Minister Dawson to the Secretary of State.
Santo Domingo, October 19, 1905.
Sir: Referring to the subject of my Nos. 167 and 170, of September 26 and October 9 [not printed] respectively, the prevention by our naval authorities of the introduction of arms and ammunition into this Republic, I have the honor to inclose herewith a copy of a letter sent by me to Admiral Bradford, informing him of the requests of the Dominican Government that the articles already seized be intrusted to it, and of some of the terms of the Dominican laws and regulations affected. This letter contains various details not given in my said No. 167, and which you may find interesting.
I have also the honor to confirm your telegram, as follows:
Washington, October 13, 1905.
Dawson, American Minister, Santo Domingo:
There is now some difficulty in lawfully preventing the exportation of arms and ammunition to Santo Domingo, which would be obviated by a proclamation by the President prohibiting such exportation under a resolution of Congress approved April 22, 1898. All such exportation would then become unlawful unless especially authorized by this government. We could give such authority in any cases desired by the Dominican Government. Ascertain whether it would be agreeable to that government to have the President issue such a proclamation.
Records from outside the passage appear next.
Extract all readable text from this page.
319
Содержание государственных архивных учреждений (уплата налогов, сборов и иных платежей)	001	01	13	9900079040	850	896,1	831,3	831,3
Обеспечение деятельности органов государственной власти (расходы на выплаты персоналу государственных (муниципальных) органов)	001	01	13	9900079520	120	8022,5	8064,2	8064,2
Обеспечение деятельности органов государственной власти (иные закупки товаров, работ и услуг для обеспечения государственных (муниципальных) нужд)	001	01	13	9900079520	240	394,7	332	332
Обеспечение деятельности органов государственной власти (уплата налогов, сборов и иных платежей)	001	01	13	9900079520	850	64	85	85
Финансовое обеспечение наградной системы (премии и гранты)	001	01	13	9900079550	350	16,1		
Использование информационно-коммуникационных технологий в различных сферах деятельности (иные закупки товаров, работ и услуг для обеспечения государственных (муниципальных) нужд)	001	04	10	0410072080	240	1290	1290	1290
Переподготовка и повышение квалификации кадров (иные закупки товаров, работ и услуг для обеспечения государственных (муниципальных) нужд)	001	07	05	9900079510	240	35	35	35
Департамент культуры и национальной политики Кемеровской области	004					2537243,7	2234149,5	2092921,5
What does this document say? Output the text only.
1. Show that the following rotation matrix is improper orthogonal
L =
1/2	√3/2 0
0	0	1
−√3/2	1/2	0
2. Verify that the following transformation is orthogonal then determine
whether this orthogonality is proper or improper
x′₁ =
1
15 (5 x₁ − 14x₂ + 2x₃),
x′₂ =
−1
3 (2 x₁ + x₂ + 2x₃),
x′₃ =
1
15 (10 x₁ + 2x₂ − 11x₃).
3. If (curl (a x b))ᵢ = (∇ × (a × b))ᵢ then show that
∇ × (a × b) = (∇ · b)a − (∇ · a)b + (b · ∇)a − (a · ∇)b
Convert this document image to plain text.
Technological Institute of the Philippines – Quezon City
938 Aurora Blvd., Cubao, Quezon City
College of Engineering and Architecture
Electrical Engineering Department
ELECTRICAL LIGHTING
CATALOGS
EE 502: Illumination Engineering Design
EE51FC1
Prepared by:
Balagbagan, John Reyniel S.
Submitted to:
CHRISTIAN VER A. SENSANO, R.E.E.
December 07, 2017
Immediately on receiving it I called upon the minister of foreign affairs, who referred the matter to President Morales. They appreciated the value of the proposed proclamation by President Roosevelt, and were desirous that it be put into force as soon as possible, only asking for definite assurances that in case their government wishes to import, or permit the importation of, arms and ammunition from the United States in especial cases our government would honor its request to that effect. Your telegram authorized me to give such assurances, and I gave them verbally, promising to confirm them in writing. On this feature there only remains to be determined the most convenient form in which the Dominican Government shall make its requests for the issuance by our government of the special permits. I shall be glad to have the instructions of the Department on this point, for I know that this government will appreciate the indication of a channel which will insure the prompt and unembarrassed shipment of arms intended for its own use.
I confirm my reply to your telegram, as follows:
Santo Domingo, October 14, 1905.
Secretary of State, Washington:
Such a proclamation would be agreeable to the Dominican Government.
The same afternoon I sent a formal note to the minister of foreign affairs, to which he replied, saying that the issuance of such a proclamation would be agreeable to his government and expressing its gratitude at this new evidence of the American Government’s wish to aid in the maintenance of peace in this Republic. A copy of my note and a copy and translation of his reply are herewith inclosed.[Page 399]
I also confirm your telegram, as follows:
Washington, October 17, 1905.
American Legation, Santo Domingo:
President, on 14th instant, issued following proclamation:
“Whereas by a joint resolution, approved April 22, 1898 entitled ‘joint resolution to prohibit the export of coal or other material used in war from any seaport of the United States, the President ‘is authorized in his discretion, and with such limitation and exceptions as shall seem to him expedient, to prohibit the export of coal or other material used in war from any seaport of the United States until otherwise ordered by the President or by Congress.’
“Now, therefore, I, Theodore Roosevelt, President of the United States of America, for good and sufficient reasons unto me appearing, and by virtue of the authority conferred upon me by the said joint resolution, do hereby declare and proclaim that the export of arms, ammunition, and munitions of war of every kind, from any port in the United States or in Porto Rico to any port in the Dominican Republic, is prohibited, without limitation or exception, from and after the date of this my proclamation until otherwise ordered by the President or by Congress.
“And I do hereby enjoin all good citizens of the United States and of Porto Rico and all persons residing or being within the territory or jurisdiction thereof to be governed accordingly.”
Inform Dominican Government any exception desired by that government will be made by special order.
I thereupon sent a copy of said proclamation to the minister of foreign affairs and informed him that my government stood ready to make by special order any exception desired by his government. A copy of my note is herewith inclosed.
Not only will the issuance of the proclamation by President Roosevelt assist in lawfully preventing the exportation of arms and ammunition from the United States and Porto Rico into Santo Domingo, but it will greatly simplify the procedure of our officials on this island. Two matters mentioned in my No. 167 may possibly give rise to further correspondence—first, the disposition to be made of the articles already seized, and, second, the question whether our naval officers in making searches shall respect Dominican sanitary laws and regulations. The first matter is now pending on the request of the Dominican Government for the delivery to it of the articles seized from the Cherokee and Seminole; the second offers more difficulty.